Let $(X,\tau)$ be a Hausdorff space. $A,B \subseteq (X,\tau)$ which are compact sets. Show that the intersection and the union of A and B are compact sets.
Here is the what i did so far but i think there are some points that is not fit, i can feel but can't figure out 🙂 thanks advance for guidince.
Proof:
Every compact subset of Hausdorff space is closed set. So, $A,B \subseteq X$ which are compact sets are closed sets. Thus $A \cup B$ and $A \cap B$ are closed sets (By the previous topologicial theorem which is union and intersection of two closed sets are closed set.) As a result of this $X \setminus (A \cup B)$ and $X \setminus (A \cap B)$ are open sets (By the definition of closed set.)
Let $\mathcal{U}$ is cover for $A \cup B$. Because of $X \setminus (A \cup B)$ is copen set, we can write a cover for the Hausdorff space which is given as
$X \subseteq \mathcal{U} \cup (X \setminus (A \cup B) ) $ .Thus, By being compact set, for every cover of X there exists a finite subcover of X. So difference of the finite subcover and $X \setminus A \cup B$ gives us a finite subcover of $A \cup B$.

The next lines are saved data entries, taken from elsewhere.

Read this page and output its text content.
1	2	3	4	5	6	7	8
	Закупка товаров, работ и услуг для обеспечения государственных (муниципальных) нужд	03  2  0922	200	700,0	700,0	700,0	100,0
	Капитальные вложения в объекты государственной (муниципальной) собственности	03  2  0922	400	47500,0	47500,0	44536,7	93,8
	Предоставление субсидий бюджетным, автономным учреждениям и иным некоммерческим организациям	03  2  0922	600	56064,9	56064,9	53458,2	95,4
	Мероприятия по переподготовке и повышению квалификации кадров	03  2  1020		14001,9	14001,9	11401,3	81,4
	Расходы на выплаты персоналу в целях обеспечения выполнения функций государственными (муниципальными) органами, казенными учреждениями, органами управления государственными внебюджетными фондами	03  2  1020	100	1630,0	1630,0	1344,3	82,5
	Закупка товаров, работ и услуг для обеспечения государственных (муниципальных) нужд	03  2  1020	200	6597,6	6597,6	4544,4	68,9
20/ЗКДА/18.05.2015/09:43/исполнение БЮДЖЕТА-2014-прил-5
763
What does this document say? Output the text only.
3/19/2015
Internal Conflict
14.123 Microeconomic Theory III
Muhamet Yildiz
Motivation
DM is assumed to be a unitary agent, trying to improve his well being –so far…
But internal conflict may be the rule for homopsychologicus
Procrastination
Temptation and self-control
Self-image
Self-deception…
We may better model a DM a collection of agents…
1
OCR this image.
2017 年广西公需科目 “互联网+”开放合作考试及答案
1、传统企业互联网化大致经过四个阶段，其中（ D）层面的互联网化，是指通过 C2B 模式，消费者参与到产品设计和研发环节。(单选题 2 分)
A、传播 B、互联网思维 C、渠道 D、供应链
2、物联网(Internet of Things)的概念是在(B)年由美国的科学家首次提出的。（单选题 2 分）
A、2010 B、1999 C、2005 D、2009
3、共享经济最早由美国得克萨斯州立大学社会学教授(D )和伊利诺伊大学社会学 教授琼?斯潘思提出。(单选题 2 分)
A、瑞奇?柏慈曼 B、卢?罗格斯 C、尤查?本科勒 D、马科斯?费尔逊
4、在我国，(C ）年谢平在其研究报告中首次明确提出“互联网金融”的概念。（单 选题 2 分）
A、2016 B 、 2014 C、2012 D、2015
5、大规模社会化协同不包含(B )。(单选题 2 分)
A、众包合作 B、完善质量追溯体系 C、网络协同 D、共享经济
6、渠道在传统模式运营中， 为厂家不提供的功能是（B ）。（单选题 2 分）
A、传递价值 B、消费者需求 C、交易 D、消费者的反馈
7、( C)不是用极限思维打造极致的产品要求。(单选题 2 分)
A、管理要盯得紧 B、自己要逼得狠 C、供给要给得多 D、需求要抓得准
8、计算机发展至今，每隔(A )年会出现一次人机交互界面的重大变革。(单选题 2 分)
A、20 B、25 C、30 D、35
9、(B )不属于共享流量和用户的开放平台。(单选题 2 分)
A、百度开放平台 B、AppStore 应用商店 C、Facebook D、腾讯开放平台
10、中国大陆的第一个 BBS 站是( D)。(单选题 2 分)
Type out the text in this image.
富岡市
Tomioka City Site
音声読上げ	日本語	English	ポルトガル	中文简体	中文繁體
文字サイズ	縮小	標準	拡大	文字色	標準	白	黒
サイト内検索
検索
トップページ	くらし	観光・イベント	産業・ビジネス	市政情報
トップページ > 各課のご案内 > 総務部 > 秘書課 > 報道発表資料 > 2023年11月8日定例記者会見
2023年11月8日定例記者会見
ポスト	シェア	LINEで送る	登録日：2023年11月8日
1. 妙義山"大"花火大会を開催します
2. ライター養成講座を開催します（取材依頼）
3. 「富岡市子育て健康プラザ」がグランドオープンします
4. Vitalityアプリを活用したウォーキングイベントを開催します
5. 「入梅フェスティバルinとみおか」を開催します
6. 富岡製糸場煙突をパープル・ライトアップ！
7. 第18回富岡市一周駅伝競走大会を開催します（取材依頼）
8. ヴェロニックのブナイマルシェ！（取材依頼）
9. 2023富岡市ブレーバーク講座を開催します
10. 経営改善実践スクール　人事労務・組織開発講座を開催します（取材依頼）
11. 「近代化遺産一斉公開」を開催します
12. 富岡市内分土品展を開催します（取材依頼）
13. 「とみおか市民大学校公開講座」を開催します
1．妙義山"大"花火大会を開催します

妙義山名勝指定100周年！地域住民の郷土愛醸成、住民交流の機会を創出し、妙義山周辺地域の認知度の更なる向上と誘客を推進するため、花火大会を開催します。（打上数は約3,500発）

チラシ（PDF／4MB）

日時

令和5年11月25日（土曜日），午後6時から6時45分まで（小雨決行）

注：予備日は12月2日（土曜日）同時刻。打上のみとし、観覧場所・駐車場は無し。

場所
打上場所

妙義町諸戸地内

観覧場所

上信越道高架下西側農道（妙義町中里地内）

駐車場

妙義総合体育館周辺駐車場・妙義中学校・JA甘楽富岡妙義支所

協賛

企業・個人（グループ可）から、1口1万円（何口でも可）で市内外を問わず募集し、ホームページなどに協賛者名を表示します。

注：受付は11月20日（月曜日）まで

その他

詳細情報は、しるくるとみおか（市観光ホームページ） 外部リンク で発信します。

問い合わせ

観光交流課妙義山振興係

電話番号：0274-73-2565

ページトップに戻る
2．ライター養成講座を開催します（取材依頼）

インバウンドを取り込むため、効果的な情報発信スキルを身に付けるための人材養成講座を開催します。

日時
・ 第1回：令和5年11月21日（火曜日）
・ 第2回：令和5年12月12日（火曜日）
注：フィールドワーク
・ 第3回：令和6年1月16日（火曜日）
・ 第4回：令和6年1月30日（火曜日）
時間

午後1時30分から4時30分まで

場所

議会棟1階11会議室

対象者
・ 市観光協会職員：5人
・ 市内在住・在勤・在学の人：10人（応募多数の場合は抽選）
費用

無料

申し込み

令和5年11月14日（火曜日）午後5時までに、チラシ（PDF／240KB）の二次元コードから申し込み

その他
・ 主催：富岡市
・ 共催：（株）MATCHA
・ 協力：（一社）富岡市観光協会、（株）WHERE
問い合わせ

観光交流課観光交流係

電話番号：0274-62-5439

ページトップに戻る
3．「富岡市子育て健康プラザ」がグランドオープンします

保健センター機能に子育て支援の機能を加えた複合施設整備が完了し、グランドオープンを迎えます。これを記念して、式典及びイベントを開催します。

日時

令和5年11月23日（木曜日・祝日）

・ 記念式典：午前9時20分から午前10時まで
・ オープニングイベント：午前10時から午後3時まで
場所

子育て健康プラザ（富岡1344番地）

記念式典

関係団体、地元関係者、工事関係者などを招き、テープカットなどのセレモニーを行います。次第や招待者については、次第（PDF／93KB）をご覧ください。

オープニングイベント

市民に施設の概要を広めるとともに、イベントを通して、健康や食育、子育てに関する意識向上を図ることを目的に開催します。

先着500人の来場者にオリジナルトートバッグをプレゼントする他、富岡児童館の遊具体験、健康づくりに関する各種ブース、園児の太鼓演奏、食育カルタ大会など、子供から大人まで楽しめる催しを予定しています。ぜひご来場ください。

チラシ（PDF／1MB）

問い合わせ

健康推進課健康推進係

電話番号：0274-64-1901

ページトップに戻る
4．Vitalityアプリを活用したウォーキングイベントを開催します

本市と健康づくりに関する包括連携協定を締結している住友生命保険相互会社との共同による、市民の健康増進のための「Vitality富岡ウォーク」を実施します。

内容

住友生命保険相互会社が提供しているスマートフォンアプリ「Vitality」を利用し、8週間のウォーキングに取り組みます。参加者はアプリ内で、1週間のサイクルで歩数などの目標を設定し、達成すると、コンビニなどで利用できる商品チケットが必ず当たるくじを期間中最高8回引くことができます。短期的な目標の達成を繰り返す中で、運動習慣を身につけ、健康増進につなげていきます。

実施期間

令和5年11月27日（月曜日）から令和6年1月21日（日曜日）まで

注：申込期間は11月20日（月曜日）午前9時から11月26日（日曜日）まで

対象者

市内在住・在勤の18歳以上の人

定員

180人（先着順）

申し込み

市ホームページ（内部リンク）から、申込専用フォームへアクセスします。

Let $\mathcal{V}$ is cover for $A \cap B$. Because of $X \setminus (A \cap B)$ is copen set, we can write a cover for the Hausdorff space which is given as $
X \subseteq \mathcal{V} \cup (X \setminus (A \cap B) )
$.Thus, by being compact set, for every cover of X there exists a finite subcover of X. So difference of the finite subcover and $X \setminus A \cap B$ gives us a finite subcover of $A \cap B$
Best Answer
Hint: (i)For $A \cup B$, when you have an open cover for $A \cup B$, you have an open cover for both $A$ and $B$ and by compactness of $A$ and $B$, you have a finite subcover for $A$ and a finite subcover for $B$ and hence a finite subcover of $A \cup B$.
(ii) For $A \cap B$, $A$ and$B$ are compact in a Hausdroff space. Are they closed? Is $A \cap B$ closed? What can you say about a closed subspace of a compact space? Is it compact again?